Hôtel Villeneuve d'Ansouis
Au cœur du Pays d'Aix, cet hôtel particulier du XVIIIe siècle incarne l'élégance de la noblesse provençale : façade ordonnancée, cour intérieure et appartements raffinés témoignent du grand goût baroque aixois.
History
L'hôtel Villeneuve d'Ansouis s'inscrit dans la lignée des grandes demeures aristocratiques qui firent la gloire d'Aix-en-Provence au siècle des Lumières. Dans une ville alors capitale de la Provence et siège du Parlement, la noblesse de robe et d'épée rivalisait d'audace architecturale pour ériger des hôtels particuliers dignes de leur rang. Celui-ci, construit dans la première moitié du XVIIIe siècle, en est l'un des témoins les plus remarquables encore en élévation dans le tissu urbain aixois. Ce qui rend cet édifice singulier, c'est la cohérence de sa composition : là où d'autres hôtels aixois ont subi des remaniements successifs qui en ont brouillé la lisibilité, l'hôtel Villeneuve d'Ansouis conserve une unité stylistique rare. La façade sur rue, rythmée par des travées soigneusement équilibrées, dialogue avec la discrétion caractéristique de l'architecture civile provençale — sobre en apparence, luxueuse dans ses détails. Ferronneries ouvragées, encadrements de baies sculptés, corniches à modillons : chaque élément trahit la main d'artisans au fait des grandes modes parisiennes, adaptées au soleil et à la pierre blonde du pays d'Aix. Visiter l'hôtel Villeneuve d'Ansouis, c'est pénétrer dans l'intimité d'une aristocratie provinciale cultivée, attachée aux rites de représentation sociale qui structuraient la vie des grandes familles du Midi. La cour intérieure, véritable microclimat de fraîcheur en été, ouvre sur une succession d'espaces où transparaît le soin apporté à la circulation des corps et des regards — un art de vivre codifié, porté à son apogée dans la première moitié du XVIIIe siècle.
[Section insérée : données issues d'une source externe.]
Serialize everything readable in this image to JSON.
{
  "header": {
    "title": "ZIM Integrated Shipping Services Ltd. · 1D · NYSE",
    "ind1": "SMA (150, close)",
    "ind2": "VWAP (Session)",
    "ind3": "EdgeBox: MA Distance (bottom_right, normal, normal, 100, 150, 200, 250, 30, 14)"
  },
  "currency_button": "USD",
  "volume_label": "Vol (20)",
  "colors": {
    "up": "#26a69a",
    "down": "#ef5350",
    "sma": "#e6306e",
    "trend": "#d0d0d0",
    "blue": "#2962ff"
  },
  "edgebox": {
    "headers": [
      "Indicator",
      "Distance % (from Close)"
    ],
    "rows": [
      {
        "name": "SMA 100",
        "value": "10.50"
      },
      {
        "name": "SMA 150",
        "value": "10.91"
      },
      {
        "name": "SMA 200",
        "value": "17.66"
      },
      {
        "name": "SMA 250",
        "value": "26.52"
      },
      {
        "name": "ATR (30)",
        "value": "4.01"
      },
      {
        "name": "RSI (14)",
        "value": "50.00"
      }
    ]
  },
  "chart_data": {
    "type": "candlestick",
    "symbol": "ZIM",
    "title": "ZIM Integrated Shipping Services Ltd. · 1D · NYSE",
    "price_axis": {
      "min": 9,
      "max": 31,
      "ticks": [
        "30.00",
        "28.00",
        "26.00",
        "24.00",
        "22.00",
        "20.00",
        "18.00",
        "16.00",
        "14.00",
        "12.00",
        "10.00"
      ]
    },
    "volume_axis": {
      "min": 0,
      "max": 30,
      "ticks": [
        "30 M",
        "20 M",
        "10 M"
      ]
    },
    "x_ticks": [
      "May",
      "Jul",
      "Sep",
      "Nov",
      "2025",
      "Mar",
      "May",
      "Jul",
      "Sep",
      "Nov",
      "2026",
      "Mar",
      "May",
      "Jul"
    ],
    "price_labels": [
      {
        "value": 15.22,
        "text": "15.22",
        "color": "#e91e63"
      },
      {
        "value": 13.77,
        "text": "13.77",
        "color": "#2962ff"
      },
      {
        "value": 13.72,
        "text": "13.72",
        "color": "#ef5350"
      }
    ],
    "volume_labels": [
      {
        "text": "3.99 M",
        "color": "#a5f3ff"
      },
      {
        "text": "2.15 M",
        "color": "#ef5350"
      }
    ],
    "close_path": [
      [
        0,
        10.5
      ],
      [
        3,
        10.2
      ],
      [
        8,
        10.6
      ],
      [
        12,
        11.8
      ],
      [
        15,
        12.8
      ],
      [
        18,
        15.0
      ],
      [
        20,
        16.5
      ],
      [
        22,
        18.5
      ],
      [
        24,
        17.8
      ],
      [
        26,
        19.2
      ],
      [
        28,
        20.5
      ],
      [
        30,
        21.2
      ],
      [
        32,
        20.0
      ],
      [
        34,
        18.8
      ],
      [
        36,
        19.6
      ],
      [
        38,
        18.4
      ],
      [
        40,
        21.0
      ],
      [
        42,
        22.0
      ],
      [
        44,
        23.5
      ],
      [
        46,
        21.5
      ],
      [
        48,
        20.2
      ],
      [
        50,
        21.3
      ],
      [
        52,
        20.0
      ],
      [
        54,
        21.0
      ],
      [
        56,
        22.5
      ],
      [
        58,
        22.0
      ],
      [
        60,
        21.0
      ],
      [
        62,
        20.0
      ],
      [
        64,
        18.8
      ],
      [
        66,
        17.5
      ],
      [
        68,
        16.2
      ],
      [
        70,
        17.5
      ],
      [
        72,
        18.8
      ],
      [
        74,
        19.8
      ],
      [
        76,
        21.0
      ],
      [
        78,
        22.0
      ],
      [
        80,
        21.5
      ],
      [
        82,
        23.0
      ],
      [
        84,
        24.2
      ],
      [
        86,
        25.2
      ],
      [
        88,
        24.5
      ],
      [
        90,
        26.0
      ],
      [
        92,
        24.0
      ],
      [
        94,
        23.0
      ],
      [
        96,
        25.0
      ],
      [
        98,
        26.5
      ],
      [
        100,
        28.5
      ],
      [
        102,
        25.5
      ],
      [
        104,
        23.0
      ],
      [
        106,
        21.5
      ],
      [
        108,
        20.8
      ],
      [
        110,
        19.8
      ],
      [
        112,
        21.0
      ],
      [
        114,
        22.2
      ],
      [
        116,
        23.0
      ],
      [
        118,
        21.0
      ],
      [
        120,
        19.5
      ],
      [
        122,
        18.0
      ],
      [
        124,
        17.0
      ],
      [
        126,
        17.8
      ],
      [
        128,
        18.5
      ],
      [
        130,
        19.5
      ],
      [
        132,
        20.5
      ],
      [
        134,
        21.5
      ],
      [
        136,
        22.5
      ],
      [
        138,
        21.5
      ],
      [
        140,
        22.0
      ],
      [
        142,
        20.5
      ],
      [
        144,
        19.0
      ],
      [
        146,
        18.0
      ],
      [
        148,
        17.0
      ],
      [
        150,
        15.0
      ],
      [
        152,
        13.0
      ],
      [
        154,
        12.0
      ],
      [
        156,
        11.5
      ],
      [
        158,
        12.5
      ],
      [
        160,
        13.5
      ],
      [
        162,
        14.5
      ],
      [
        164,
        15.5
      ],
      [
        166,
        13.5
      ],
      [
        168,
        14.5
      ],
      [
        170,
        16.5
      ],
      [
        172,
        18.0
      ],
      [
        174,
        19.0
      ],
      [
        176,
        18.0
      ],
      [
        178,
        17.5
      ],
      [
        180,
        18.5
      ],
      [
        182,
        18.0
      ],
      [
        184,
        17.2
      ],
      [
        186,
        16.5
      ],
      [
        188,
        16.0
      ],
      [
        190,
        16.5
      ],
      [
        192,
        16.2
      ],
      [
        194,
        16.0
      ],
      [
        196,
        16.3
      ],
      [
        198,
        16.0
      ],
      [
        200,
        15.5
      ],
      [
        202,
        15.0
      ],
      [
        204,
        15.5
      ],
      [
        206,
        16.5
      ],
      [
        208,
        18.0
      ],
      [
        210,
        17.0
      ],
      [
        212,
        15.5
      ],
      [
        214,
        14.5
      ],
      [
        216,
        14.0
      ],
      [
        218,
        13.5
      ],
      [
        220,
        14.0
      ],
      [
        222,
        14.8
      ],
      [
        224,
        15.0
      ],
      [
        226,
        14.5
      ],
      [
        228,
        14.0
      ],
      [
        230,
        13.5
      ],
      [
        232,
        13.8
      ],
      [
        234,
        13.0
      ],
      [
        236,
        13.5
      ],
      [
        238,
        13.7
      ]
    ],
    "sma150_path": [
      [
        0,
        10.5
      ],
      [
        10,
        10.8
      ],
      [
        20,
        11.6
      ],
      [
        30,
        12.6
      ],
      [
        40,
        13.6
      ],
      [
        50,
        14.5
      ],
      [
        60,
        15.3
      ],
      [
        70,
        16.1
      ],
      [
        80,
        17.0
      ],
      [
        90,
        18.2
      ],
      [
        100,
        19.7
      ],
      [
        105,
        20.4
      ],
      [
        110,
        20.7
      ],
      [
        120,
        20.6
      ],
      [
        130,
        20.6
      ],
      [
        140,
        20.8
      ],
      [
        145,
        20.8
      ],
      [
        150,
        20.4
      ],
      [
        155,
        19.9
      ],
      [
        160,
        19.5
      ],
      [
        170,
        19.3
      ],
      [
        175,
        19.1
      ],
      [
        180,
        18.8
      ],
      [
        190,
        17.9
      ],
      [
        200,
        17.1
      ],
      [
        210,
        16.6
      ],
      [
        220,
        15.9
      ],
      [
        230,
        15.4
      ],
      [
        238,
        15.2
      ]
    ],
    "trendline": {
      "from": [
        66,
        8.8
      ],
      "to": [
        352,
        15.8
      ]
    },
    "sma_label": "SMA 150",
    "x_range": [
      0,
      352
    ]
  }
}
Le cadre urbain renforce le prestige du lieu : implanté dans le quartier historique d'Aix, à deux pas du cours Mirabeau et de ses fontaines ombrées, l'hôtel bénéficie d'une situation qui en dit long sur l'ambition sociale de ses commanditaires. Autour de lui, le tissu serré des hôtels particuliers forme l'un des ensembles d'architecture civile classique les plus denses et les mieux préservés de France méridionale.
Architecture
L'hôtel Villeneuve d'Ansouis appartient au type canonique de l'hôtel particulier provençal de la première moitié du XVIIIe siècle, dont Aix-en-Provence offre la collection la plus dense et la plus homogène de France méridionale. Le schéma de composition obéit aux règles codifiées de l'hôtel entre cour et jardin : un corps de logis principal, encadré ou précédé d'une cour d'honneur côté rue, s'ouvre en façade arrière sur un espace planté ou une terrasse. La pierre de taille calcaire locale, d'un ocre chaud qui s'anime selon l'heure du jour, constitue le matériau exclusif des élévations, conformément aux usages du pays d'Aix. La façade principale révèle une composition ordonnancée en travées régulières, scandées par des pilastres ou des refends discrets, selon la mode classique française interprétée avec la sensibilité baroque propre aux ateliers provençaux. Les baies du piano nobile, plus hautes et plus ornées que celles des étages secondaires, affirment la hiérarchie des espaces intérieurs. Les encadrements de fenêtres, animés de crossettes et de clés sculptées à mascarons ou motifs végétaux, témoignent du goût pour le détail ornemental qui distingue les grands hôtels aixois de leurs homologues parisiens, souvent plus sévères. À l'intérieur, la distribution classique en enfilade des appartements de réception permettait une circulation codifiée des visiteurs, du vestibule à l'antichambre puis aux grands salons. Les plafonds à la française ou à voûtes plates stuquées, les cheminées à tablettes de marbre de couleur et les parquets à point de Hongrie constituent le répertoire décoratif attendu pour une demeure de cette standing. La ferronnerie des rampes d'escalier, art majeur de la Provence du XVIIIe siècle, y atteint vraisemblablement une qualité d'exécution remarquable.